Regarding the 1st issue: if you fire up ./sage --buildsh, and at its prompt, run pkg-config --libs cblas, what's the output?

I suspect that

sdh_configure LIBS="`pkg-config --libs-only-l cblas` -lm"

in GSL's spkg-install.in should be

sdh_configure LIBS="`pkg-config --libs cblas` -lm"

(--libs-only-l doesn't print -L flags.)

Can you try the latter line without CFLAGS ?

jhpalmieri commented 2 years ago
comment:39

Should pkgconf be a dependency for gsl?

jhpalmieri commented 2 years ago
comment:40

Replying to @dimpase:

Regarding the 1st issue: if you fire up ./sage --buildsh, and at its prompt, run pkg-config --libs cblas, what's the output?

-L/usr/local/Cellar/openblas/0.3.18/lib -lopenblas

I suspect that

sdh_configure LIBS="`pkg-config --libs-only-l cblas` -lm"

in GSL's spkg-install.in should be

sdh_configure LIBS="`pkg-config --libs cblas` -lm"

(--libs-only-l doesn't print -L flags.)

Can you try the latter line without CFLAGS ?

Will do.

dimpase commented 2 years ago
comment:41

As noted in #32587, GSL 2.7 may be built with an option to use old API. This does not happen on Homebrew, see https://github.com/Homebrew/homebrew-core/blob/HEAD/Formula/gsl.rb

However, on Debian Bullseye GSL is still version 2.6, so perhaps it's not the version alone that's reponsible. https://packages.debian.org/source/stable/gsl


Vincent, could you check the GSL version you're using, and build Sage with system OpenBLAS, but without GSL, just as John did here?

dimpase commented 2 years ago
comment:42

Replying to @jhpalmieri:

Replying to @dimpase:

Regarding the 1st issue: if you fire up ./sage --buildsh, and at its prompt, run pkg-config --libs cblas, what's the output?

-L/usr/local/Cellar/openblas/0.3.18/lib -lopenblas

I suspect that

sdh_configure LIBS="`pkg-config --libs-only-l cblas` -lm"

in GSL's spkg-install.in should be

sdh_configure LIBS="`pkg-config --libs cblas` -lm"

(--libs-only-l doesn't print -L flags.)

Can you try the latter line without CFLAGS ?

Will do.

Perhaps one should leave that LIBS settings alone, and add LDFLAGS (it's weird that CFLAGS worked for you!) as follows:

sdh_configure LIBS="`pkg-config --libs-only-l cblas` -lm" LDFLAGS="$LDFLAGS `pkg-config --libs-only-L cblas`"
jhpalmieri commented 2 years ago
comment:43

Replying to @dimpase:

Perhaps one should leave that LIBS settings alone, and add LDFLAGS (it's weird that CFLAGS worked for you!) as follows:

sdh_configure LIBS="`pkg-config --libs-only-l cblas` -lm" LDFLAGS="$LDFLAGS `pkg-config --libs-only-L cblas`"

gsl builds but the sagelib package fails to build this way: ld: library not found for -lopenblas.

dimpase commented 2 years ago
comment:44

how about

--- a/.homebrew-build-env
+++ b/.homebrew-build-env
@@ -23,7 +23,7 @@ export PKG_CONFIG_PATH
 LIBRARY_PATH="$HOMEBREW/lib$LIBRARY_PATH"
 [ -z "$CPATH" ] || CPATH=":${CPATH}"
 CPATH="$HOMEBREW/include$CPATH"
-for l in readline bzip2 ntl; do
+for l in readline bzip2 ntl openblas; do
     if [ -d "$HOMEBREW/opt/$l/lib" ]; then
         LIBRARY_PATH="$HOMEBREW/opt/$l/lib:$LIBRARY_PATH"
     fi

i.e. change .homebrew-build-env as above, source it, and then run make build again.

jhpalmieri commented 2 years ago
comment:45

I'm really confused now.

dimpase commented 2 years ago
comment:46

probably "success" with gsl comes from it not using openblas at all.
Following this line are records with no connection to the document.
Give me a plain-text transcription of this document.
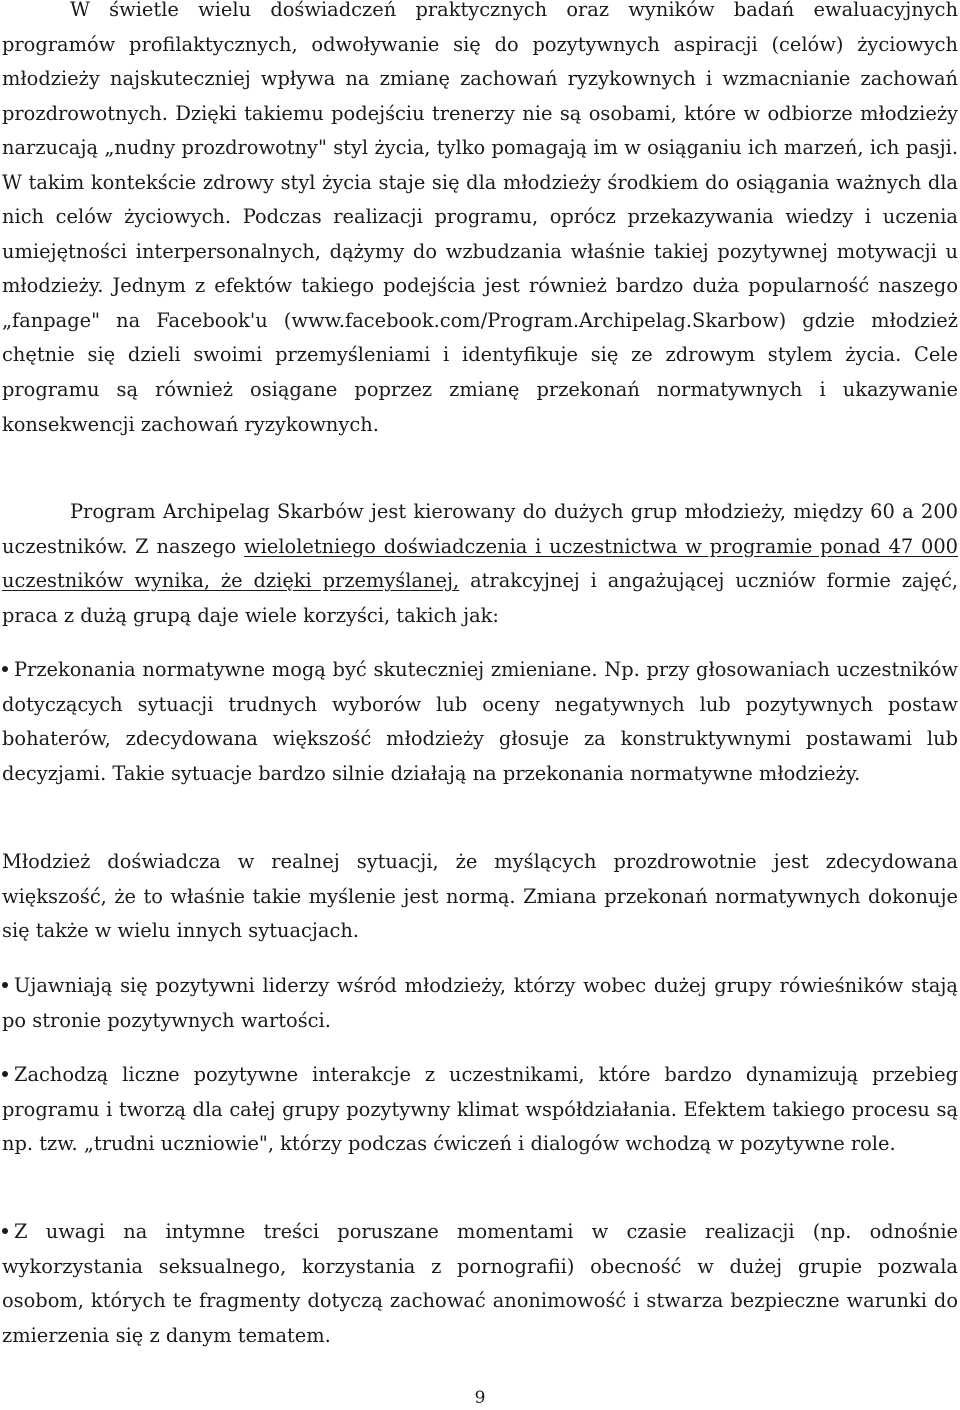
W świetle wielu doświadczeń praktycznych oraz wyników badań ewaluacyjnych programów profilaktycznych, odwoływanie się do pozytywnych aspiracji (celów) życiowych młodzieży najskuteczniej wpływa na zmianę zachowań ryzykownych i wzmacnianie zachowań prozdrowotnych. Dzięki takiemu podejściu trenerzy nie są osobami, które w odbiorze młodzieży narzucają „nudny prozdrowotny" styl życia, tylko pomagają im w osiąganiu ich marzeń, ich pasji. W takim kontekście zdrowy styl życia staje się dla młodzieży środkiem do osiągania ważnych dla nich celów życiowych. Podczas realizacji programu, oprócz przekazywania wiedzy i uczenia umiejętności interpersonalnych, dążymy do wzbudzania właśnie takiej pozytywnej motywacji u młodzieży. Jednym z efektów takiego podejścia jest również bardzo duża popularność naszego „fanpage" na Facebook'u (www.facebook.com/Program.Archipelag.Skarbow) gdzie młodzież chętnie się dzieli swoimi przemyśleniami i identyfikuje się ze zdrowym stylem życia. Cele programu są również osiągane poprzez zmianę przekonań normatywnych i ukazywanie konsekwencji zachowań ryzykownych.

Program Archipelag Skarbów jest kierowany do dużych grup młodzieży, między 60 a 200 uczestników. Z naszego wieloletniego doświadczenia i uczestnictwa w programie ponad 47 000 uczestników wynika, że dzięki przemyślanej, atrakcyjnej i angażującej uczniów formie zajęć, praca z dużą grupą daje wiele korzyści, takich jak:

Przekonania normatywne mogą być skuteczniej zmieniane. Np. przy głosowaniach uczestników dotyczących sytuacji trudnych wyborów lub oceny negatywnych lub pozytywnych postaw bohaterów, zdecydowana większość młodzieży głosuje za konstruktywnymi postawami lub decyzjami. Takie sytuacje bardzo silnie działają na przekonania normatywne młodzieży.

Młodzież doświadcza w realnej sytuacji, że myślących prozdrowotnie jest zdecydowana większość, że to właśnie takie myślenie jest normą. Zmiana przekonań normatywnych dokonuje się także w wielu innych sytuacjach.

Ujawniają się pozytywni liderzy wśród młodzieży, którzy wobec dużej grupy rówieśników stają po stronie pozytywnych wartości.

Zachodzą liczne pozytywne interakcje z uczestnikami, które bardzo dynamizują przebieg programu i tworzą dla całej grupy pozytywny klimat współdziałania. Efektem takiego procesu są np. tzw. „trudni uczniowie", którzy podczas ćwiczeń i dialogów wchodzą w pozytywne role.

Z uwagi na intymne treści poruszane momentami w czasie realizacji (np. odnośnie wykorzystania seksualnego, korzystania z pornografii) obecność w dużej grupie pozwala osobom, których te fragmenty dotyczą zachować anonimowość i stwarza bezpieczne warunki do zmierzenia się z danym tematem.

9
You can check by running otool -L

jhpalmieri commented 2 years ago
comment:47

% otool -L local/lib/libgsl.25.dylib returns the same thing in each of the two cases (edited to replace the actual path with $SAGE_ROOT):

% otool -L local/lib/libgsl.25.dylib 
local/lib/libgsl.25.dylib:
    $SAGE_ROOT/local/lib/libgsl.25.dylib (compatibility version 26.0.0, current version 26.0.0)
    /usr/local/opt/openblas/lib/libopenblas.0.dylib (compatibility version 0.0.0, current version 0.0.0)
    /usr/lib/libSystem.B.dylib (compatibility version 1.0.0, current version 1292.100.5)
jhpalmieri commented 2 years ago
comment:48

Same with otool -L local/lib/libgslcblas.0.dylib.